Produktbeschreibung
Als Gegenstück zu Heldenverehrung und Genie-Kult erzählt
Maugham - nach dem Leben Paul Gauguins - die psychologische Biographie
eines Genies: Charles Strickland, 17 Jahre lang Börsenmakler
und makelloser Familienvater, verläßt Beruf, Frau,
Kinder, Stellung und Besitz, um Maler zu werden.
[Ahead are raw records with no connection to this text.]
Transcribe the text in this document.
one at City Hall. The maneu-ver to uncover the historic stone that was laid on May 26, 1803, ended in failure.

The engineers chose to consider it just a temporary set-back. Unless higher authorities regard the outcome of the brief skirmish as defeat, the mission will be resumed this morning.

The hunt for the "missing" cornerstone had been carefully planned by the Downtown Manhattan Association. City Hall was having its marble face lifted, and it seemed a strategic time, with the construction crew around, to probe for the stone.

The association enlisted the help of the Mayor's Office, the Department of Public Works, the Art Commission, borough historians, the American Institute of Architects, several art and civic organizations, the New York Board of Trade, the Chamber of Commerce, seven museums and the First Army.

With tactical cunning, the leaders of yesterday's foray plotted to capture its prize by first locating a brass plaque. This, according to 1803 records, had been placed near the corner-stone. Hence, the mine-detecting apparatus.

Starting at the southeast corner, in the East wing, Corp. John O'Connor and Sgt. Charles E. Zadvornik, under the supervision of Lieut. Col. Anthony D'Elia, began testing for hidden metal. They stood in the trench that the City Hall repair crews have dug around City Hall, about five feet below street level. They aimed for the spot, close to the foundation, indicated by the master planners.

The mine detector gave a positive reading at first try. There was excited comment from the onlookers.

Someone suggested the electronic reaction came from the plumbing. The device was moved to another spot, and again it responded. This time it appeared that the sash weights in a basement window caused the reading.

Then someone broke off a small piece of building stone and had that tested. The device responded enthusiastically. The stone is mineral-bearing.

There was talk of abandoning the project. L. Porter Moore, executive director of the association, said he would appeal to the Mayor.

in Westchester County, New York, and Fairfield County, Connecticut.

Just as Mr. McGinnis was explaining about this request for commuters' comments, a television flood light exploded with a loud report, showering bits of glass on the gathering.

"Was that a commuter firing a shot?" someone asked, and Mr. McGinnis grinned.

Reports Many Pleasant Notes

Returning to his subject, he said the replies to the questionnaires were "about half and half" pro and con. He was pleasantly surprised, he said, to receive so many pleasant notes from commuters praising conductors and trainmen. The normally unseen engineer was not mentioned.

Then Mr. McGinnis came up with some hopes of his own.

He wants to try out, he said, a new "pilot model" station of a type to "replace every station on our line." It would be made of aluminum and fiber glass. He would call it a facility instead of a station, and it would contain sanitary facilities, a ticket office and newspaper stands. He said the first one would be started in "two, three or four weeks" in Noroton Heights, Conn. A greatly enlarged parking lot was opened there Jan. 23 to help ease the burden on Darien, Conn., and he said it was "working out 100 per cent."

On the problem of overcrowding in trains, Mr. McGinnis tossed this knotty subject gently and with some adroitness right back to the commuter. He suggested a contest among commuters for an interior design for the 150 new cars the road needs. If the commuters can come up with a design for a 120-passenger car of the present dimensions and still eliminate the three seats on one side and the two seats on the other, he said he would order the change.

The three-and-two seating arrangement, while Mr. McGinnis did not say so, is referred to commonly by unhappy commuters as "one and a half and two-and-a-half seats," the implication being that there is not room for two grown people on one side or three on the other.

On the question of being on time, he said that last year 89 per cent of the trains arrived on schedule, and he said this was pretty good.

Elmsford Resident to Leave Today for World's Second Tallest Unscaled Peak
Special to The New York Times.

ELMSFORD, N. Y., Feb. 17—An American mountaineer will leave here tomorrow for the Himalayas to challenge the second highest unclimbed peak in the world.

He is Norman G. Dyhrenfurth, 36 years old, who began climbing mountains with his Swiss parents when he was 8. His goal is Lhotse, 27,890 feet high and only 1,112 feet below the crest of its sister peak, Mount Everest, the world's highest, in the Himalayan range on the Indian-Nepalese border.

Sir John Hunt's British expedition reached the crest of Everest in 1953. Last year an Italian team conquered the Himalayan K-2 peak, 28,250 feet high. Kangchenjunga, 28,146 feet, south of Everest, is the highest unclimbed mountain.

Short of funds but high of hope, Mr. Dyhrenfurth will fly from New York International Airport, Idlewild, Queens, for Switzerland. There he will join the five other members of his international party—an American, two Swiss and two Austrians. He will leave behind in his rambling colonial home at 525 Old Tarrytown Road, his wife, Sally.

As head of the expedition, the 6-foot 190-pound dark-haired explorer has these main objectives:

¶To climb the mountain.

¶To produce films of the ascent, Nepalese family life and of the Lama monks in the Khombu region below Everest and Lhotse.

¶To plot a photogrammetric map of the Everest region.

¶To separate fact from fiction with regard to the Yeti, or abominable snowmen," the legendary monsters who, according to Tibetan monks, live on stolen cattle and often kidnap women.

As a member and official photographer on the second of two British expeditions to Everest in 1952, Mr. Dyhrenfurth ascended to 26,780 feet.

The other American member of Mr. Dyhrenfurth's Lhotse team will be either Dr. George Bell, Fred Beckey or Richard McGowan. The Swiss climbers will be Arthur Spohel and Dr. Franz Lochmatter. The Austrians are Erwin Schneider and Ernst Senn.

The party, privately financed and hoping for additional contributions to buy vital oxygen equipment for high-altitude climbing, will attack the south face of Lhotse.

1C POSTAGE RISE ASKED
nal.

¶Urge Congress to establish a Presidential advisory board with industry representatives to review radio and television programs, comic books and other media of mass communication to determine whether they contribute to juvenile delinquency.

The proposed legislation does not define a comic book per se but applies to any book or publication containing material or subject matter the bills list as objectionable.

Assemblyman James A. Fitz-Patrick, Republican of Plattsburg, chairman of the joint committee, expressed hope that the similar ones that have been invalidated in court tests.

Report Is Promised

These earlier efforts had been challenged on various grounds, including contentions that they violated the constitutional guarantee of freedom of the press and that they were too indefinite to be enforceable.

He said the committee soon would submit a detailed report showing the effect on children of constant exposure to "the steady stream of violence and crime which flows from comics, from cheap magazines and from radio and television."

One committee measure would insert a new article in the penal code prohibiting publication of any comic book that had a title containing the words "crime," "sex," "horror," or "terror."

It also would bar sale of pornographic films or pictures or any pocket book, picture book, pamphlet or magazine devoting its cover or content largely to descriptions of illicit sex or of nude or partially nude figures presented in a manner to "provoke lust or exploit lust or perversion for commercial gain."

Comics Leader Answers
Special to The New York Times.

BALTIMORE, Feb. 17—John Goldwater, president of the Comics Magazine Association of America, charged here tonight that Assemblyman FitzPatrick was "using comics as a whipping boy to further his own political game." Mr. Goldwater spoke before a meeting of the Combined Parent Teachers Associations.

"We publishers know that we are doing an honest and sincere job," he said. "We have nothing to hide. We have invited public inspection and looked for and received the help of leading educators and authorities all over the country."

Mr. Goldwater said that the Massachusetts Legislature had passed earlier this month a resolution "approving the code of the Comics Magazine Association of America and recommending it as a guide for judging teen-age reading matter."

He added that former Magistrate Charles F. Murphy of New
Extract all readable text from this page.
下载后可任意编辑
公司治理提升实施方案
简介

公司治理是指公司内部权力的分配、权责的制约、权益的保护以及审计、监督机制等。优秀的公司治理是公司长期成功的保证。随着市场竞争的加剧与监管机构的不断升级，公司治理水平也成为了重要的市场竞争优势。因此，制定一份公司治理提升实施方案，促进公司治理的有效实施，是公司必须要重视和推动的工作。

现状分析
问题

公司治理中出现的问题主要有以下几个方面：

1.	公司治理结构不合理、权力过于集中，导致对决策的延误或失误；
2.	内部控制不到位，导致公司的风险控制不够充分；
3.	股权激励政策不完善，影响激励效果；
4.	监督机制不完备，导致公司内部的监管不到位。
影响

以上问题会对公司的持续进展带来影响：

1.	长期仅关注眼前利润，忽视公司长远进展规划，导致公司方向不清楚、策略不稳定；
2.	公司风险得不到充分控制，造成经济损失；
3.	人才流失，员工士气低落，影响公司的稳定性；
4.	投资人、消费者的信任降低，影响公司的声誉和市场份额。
Kunsthändler
entdecken auf Tahiti, seiner letzten Lebensstation, sein Genie
und machen das Geschäft.
Leseprobe
Ich gestehe, als ich zum erstenmal die Bekanntschaft von Charles
Strickland machte, kam ich nicht einmal einen Augenblick lang
auf die Idee, daß an ihm etwas Außergewöhnliches
war. Doch jetzt wird man kaum noch jemanden finden, der seine
Größe leugnet. Ich spreche nicht von der Größe,
die der vom Glück begünstigte Politiker oder der siegreiche
Soldat erreichen; diese ist eine Eigenschaft, die eher zur Stellung
gehört, die der Betreffende einnimmt, als zu dem Mann selbst;
und eine Änderung der Verhältnisse reduziert sie auf
ein sehr bescheidenes Maß. Der Premierminister a. D. ist
oft nur noch ein Schwätzer, und der General ohne Armee nur
der zahme Held seiner Kleinstadt. Charles Stricklands Größe
war echt. Mag sein, daß man seine Kunst nicht schätzt,
aber man wird ihr auf alle Fälle Interesse entgegenbringen.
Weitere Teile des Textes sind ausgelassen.